29 March 2019Accounting & tax analysis

Macy’s Vermont captive facing $23.8m in penalties in Maryland tax dispute

Leadville Insurance Company, the Vermont-based captive insurance subsidiary of US department store chain Macy’s, may be liable for $23.8 million in unpaid corporate income taxes to the state of Maryland, a recent court opinion has shown.

The opinion by Judge Michael Wilson Reed published on March 26, 2019, in the Maryland Court of Special Appeals (COSA) held that Leadville did not qualify as an authorised insurance company in Maryland - as it was not licensed to conduct insurance in that state - and would be subject to income taxes on its revenues.

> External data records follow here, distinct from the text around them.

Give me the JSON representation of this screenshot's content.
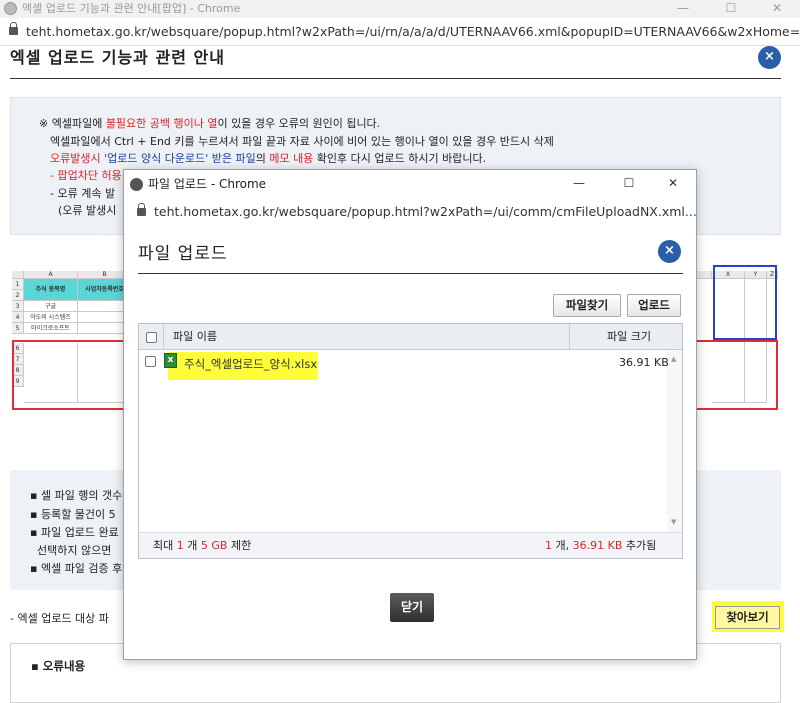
{
  "bg_window": {
    "title": "엑셀 업로드 기능과 관련 안내[팝업] - Chrome",
    "url": "teht.hometax.go.kr/websquare/popup.html?w2xPath=/ui/rn/a/a/a/d/UTERNAAV66.xml&popupID=UTERNAAV66&w2xHome=/ui/",
    "page_title": "엑셀 업로드 기능과 관련 안내",
    "close_label": "×",
    "minimize_label": "—",
    "maximize_label": "☐",
    "window_close_label": "✕"
  },
  "notice": {
    "line1_a": "※ 엑셀파일에 ",
    "line1_b": "불필요한 공백 행이나 열",
    "line1_c": "이 있을 경우 오류의 원인이 됩니다.",
    "line2": "엑셀파일에서 Ctrl + End 키를 누르셔서 파일 끝과 자료 사이에 비어 있는 행이나 열이 있을 경우 반드시 삭제",
    "line3_a": "오류발생시 ",
    "line3_b": "'업로드 양식 다운로드' 받은 파일",
    "line3_c": "의 ",
    "line3_d": "메모 내용",
    "line3_e": " 확인후 다시 업로드 하시기 바랍니다.",
    "line4": "- 팝업차단 허용",
    "line5": "- 오류 계속 발",
    "line6": "(오류 발생시"
  },
  "sheet": {
    "col_letters": [
      "A",
      "B"
    ],
    "header_cells": [
      "주식 종목명",
      "사업자등록번호"
    ],
    "rows": [
      "구글",
      "아도비 시스템즈",
      "마이크로소프트"
    ],
    "row_numbers": [
      "1",
      "2",
      "3",
      "4",
      "5",
      "6",
      "7",
      "8",
      "9"
    ],
    "right_col_letters": [
      "X",
      "Y",
      "Z"
    ]
  },
  "bottom_notes": [
    "▪ 셀 파일 행의 갯수",
    "▪ 등록할 물건이 5",
    "▪ 파일 업로드 완료",
    "  선택하지 않으면",
    "▪ 엑셀 파일 검증 후"
  ],
  "upload_target_label": "- 엑셀 업로드 대상 파",
  "browse_button": "찾아보기",
  "error_section_title": "▪ 오류내용",
  "popup": {
    "window_title": "파일 업로드 - Chrome",
    "url": "teht.hometax.go.kr/websquare/popup.html?w2xPath=/ui/comm/cmFileUploadNX.xml...",
    "heading": "파일 업로드",
    "close_label": "×",
    "minimize_label": "—",
    "maximize_label": "☐",
    "window_close_label": "✕",
    "find_file_button": "파일찾기",
    "upload_button": "업로드",
    "col_filename": "파일 이름",
    "col_filesize": "파일 크기",
    "files": [
      {
        "name": "주식_엑셀업로드_양식.xlsx",
        "size": "36.91 KB"
      }
    ],
    "footer_left_a": "최대 ",
    "footer_left_b": "1",
    "footer_left_c": " 개 ",
    "footer_left_d": "5 GB",
    "footer_left_e": " 제한",
    "footer_right_a": "1",
    "footer_right_b": " 개, ",
    "footer_right_c": "36.91 KB",
    "footer_right_d": " 추가됨",
    "close_button": "닫기"
  },
  "colors": {
    "accent_blue": "#2b5ea8",
    "highlight_yellow": "#fdfd3a",
    "warn_red": "#d7262d"
  }
}
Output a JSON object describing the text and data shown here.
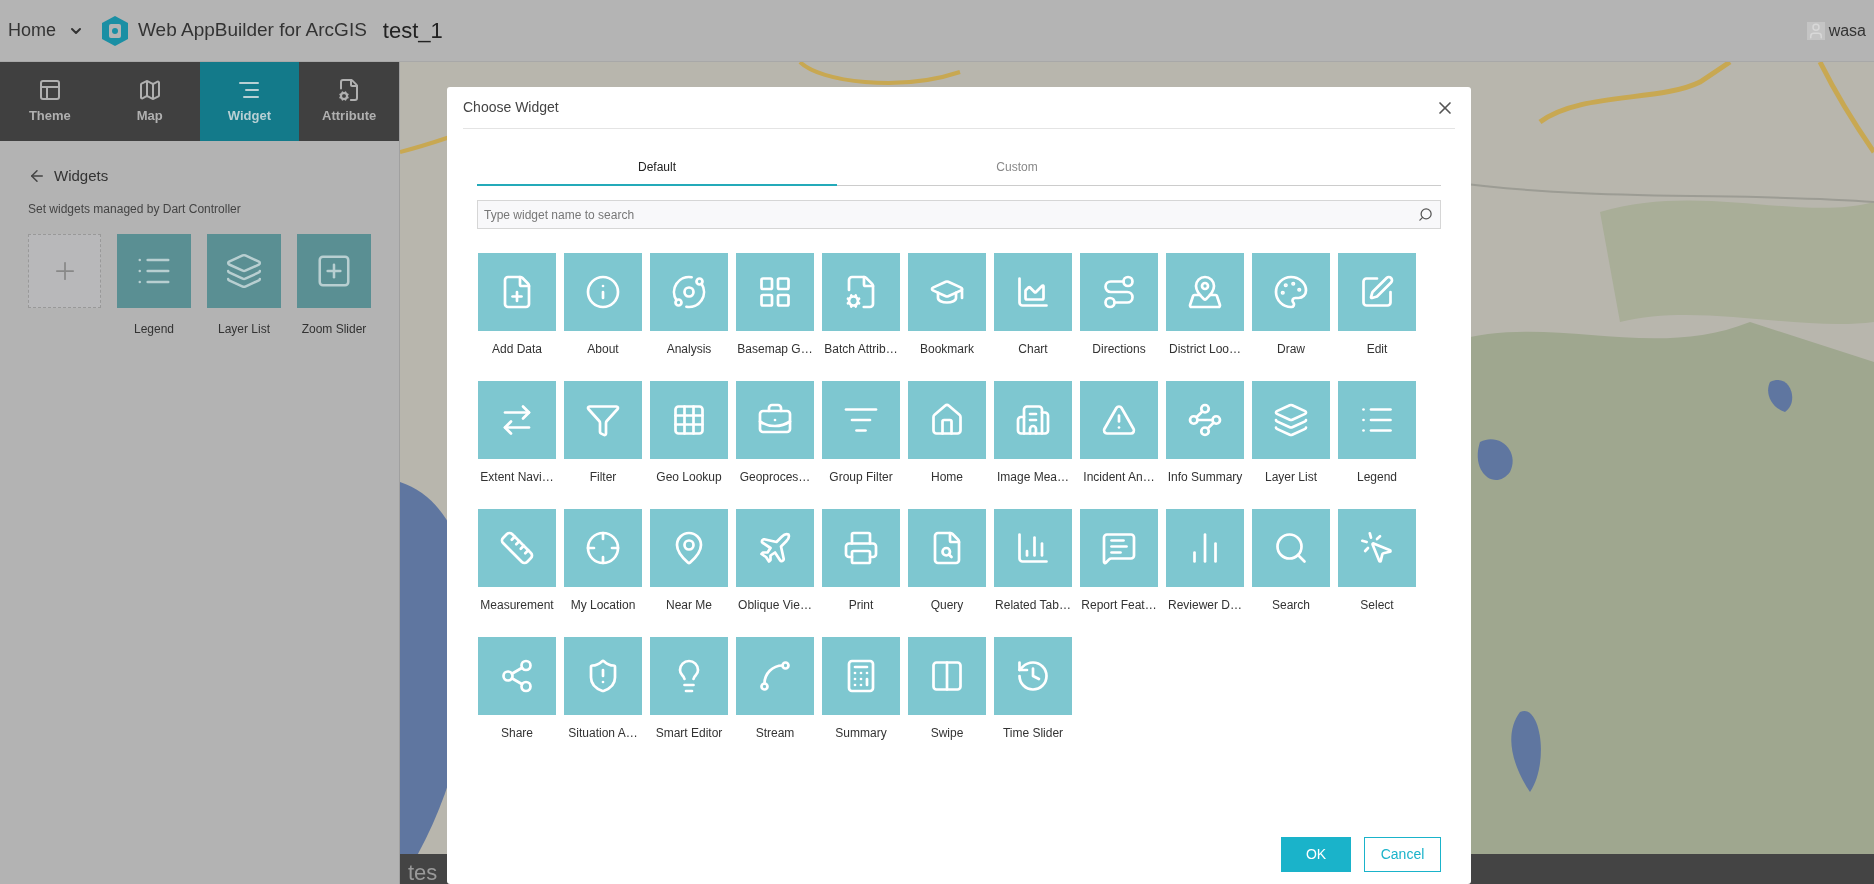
{
  "header": {
    "home": "Home",
    "product": "Web AppBuilder for ArcGIS",
    "app_title": "test_1",
    "user": "wasa"
  },
  "sidebar": {
    "tabs": [
      {
        "label": "Theme",
        "selected": false
      },
      {
        "label": "Map",
        "selected": false
      },
      {
        "label": "Widget",
        "selected": true
      },
      {
        "label": "Attribute",
        "selected": false
      }
    ],
    "back_title": "Widgets",
    "description": "Set widgets managed by Dart Controller",
    "widgets": [
      "Legend",
      "Layer List",
      "Zoom Slider"
    ]
  },
  "footer": {
    "text": "tes"
  },
  "dialog": {
    "title": "Choose Widget",
    "tabs": [
      {
        "label": "Default",
        "selected": true
      },
      {
        "label": "Custom",
        "selected": false
      }
    ],
    "search": {
      "placeholder": "Type widget name to search"
    },
    "widgets": [
      "Add Data",
      "About",
      "Analysis",
      "Basemap G…",
      "Batch Attrib…",
      "Bookmark",
      "Chart",
      "Directions",
      "District Loo…",
      "Draw",
      "Edit",
      "Extent Navi…",
      "Filter",
      "Geo Lookup",
      "Geoproces…",
      "Group Filter",
      "Home",
      "Image Mea…",
      "Incident An…",
      "Info Summary",
      "Layer List",
      "Legend",
      "Measurement",
      "My Location",
      "Near Me",
      "Oblique Vie…",
      "Print",
      "Query",
      "Related Tab…",
      "Report Feat…",
      "Reviewer D…",
      "Search",
      "Select",
      "Share",
      "Situation A…",
      "Smart Editor",
      "Stream",
      "Summary",
      "Swipe",
      "Time Slider"
    ],
    "buttons": {
      "ok": "OK",
      "cancel": "Cancel"
    }
  }
}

Leadville provides insurance for Macy’s subsidiaries and affiliates, including Macy’s Retail Holding (MRHI), a holding company incorporated in New York that owns and oversees the management of various Macy’s department stores - including those in Maryland.

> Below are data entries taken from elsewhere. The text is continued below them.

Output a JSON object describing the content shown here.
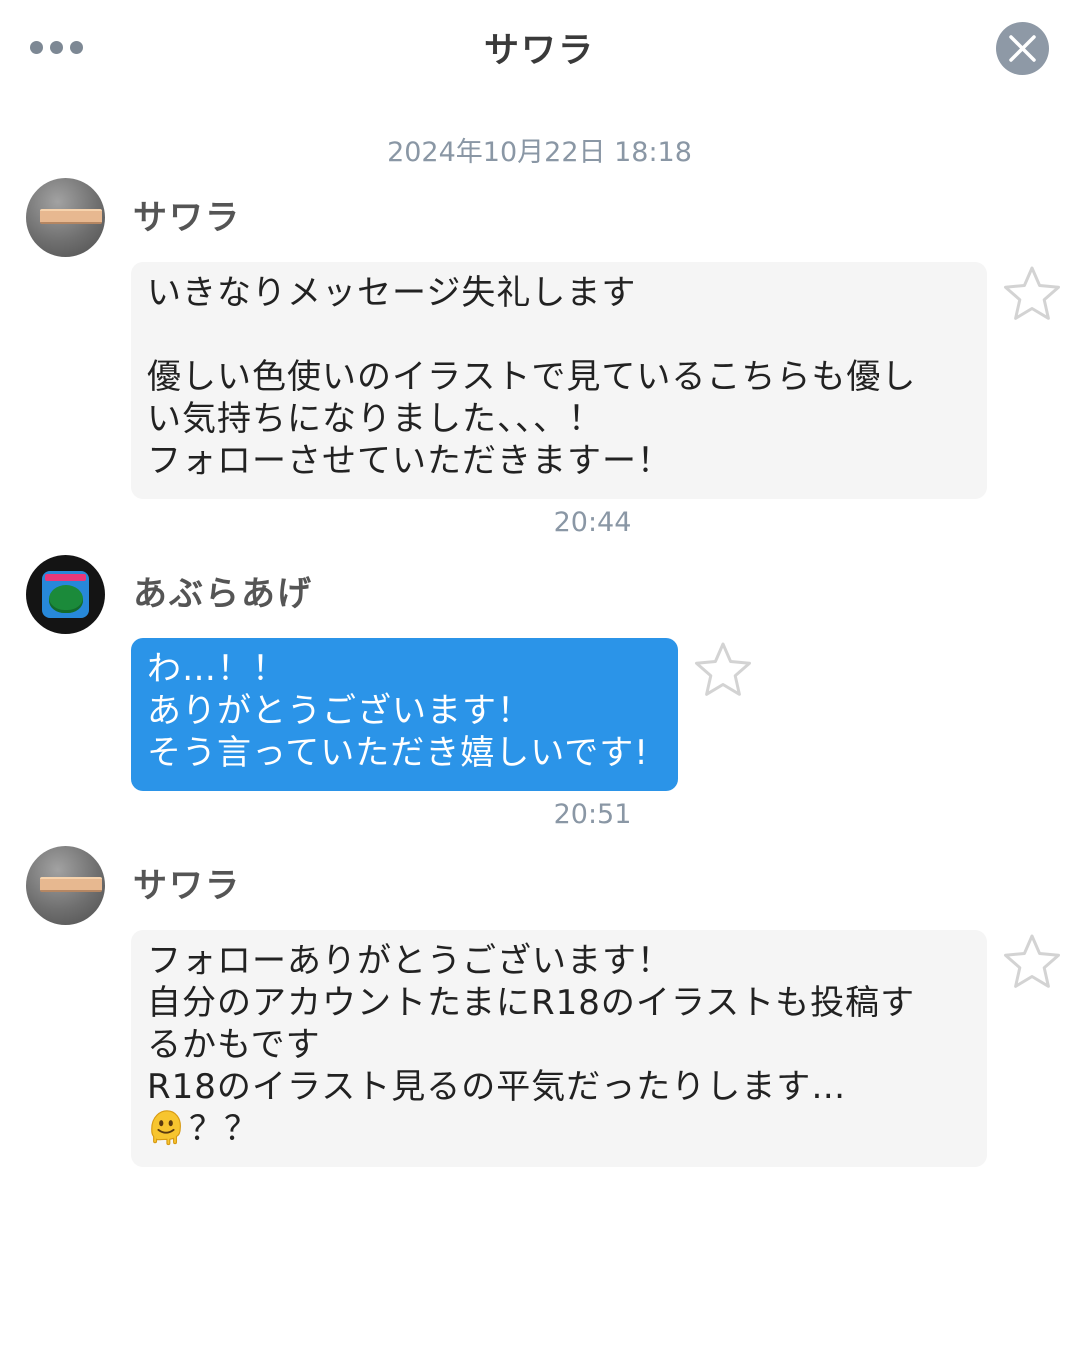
{
  "header": {
    "title": "サワラ",
    "more_icon": "more-horizontal-icon",
    "close_icon": "close-icon",
    "accent_color": "#8e99a6"
  },
  "conversation": {
    "date": "2024年10月22日 18:18",
    "messages": [
      {
        "sender": "サワラ",
        "avatar_icon": "sawara-avatar",
        "direction": "received",
        "lines": [
          "いきなりメッセージ失礼します",
          "",
          "優しい色使いのイラストで見ているこちらも優し",
          "い気持ちになりました、、、！",
          "フォローさせていただきますー！"
        ],
        "time": "20:44"
      },
      {
        "sender": "あぶらあげ",
        "avatar_icon": "aburaage-avatar",
        "direction": "sent",
        "lines": [
          "わ…！！",
          "ありがとうございます！",
          "そう言っていただき嬉しいです!"
        ],
        "time": "20:51",
        "bubble_color": "#2b94e8"
      },
      {
        "sender": "サワラ",
        "avatar_icon": "sawara-avatar",
        "direction": "received",
        "lines": [
          "フォローありがとうございます！",
          "自分のアカウントたまにR18のイラストも投稿す",
          "るかもです",
          "R18のイラスト見るの平気だったりします…"
        ],
        "last_line_text": "？？",
        "last_line_icon": "melting-face-emoji-icon"
      }
    ]
  }
}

While Leadville was licensed in Vermont by the insurance commissioner in Vermont, it was held that it did not hold a certificate of authority from the Maryland Insurance Commissioner to engage in the insurance business in that state.

Following an audit of MRHI in 2010, the comptroller for the treasury found that Leadville earned over $2 billion in inter-company interest and $52 million in insurance revenue.

Leadville is alleged to have paid premium receipt taxes in Vermont, but paid no premium receipts tax or corporate tax in Maryland, despite earning substantial revenue from interest payments apportioned to the state.

As a result, the comptroller assessed Leadville having outstanding $23.8m in tax, penalties and interest on inter-company interest payments it received from MRHI during the 1996-2003 tax years.

Leadville had argued in an informal hearing with the comptroller that it was an insurance company under Title 6 of the Insurance Article and, therefore, exempt from paying income tax under Tax-General § 10-104. However, due to Leadville conceding it had not paid any Maryland premium tax or held a license to carry insurance business in Maryland, it was held by the hearing officer this corporate tax exemption did not apply.

Macy’s captive appealed the comptroller’s final determination to the Maryland Tax Court in 2017, which resulted in the Tax Court agreeing that Leadville was not subject to income tax in Maryland because it qualified as an insurance company under Title 6 of the Insurance Article. Then the comptroller appealed to the Circuit Court of Anne Arundel County, which upheld the Tax Court’s decision. The case ended up in the Maryland COSA, which resulted in Judge Reed’s most recent opinion.

The opinion is unreported, meaning it cannot be used as precedent or as persuasive authority for future cases.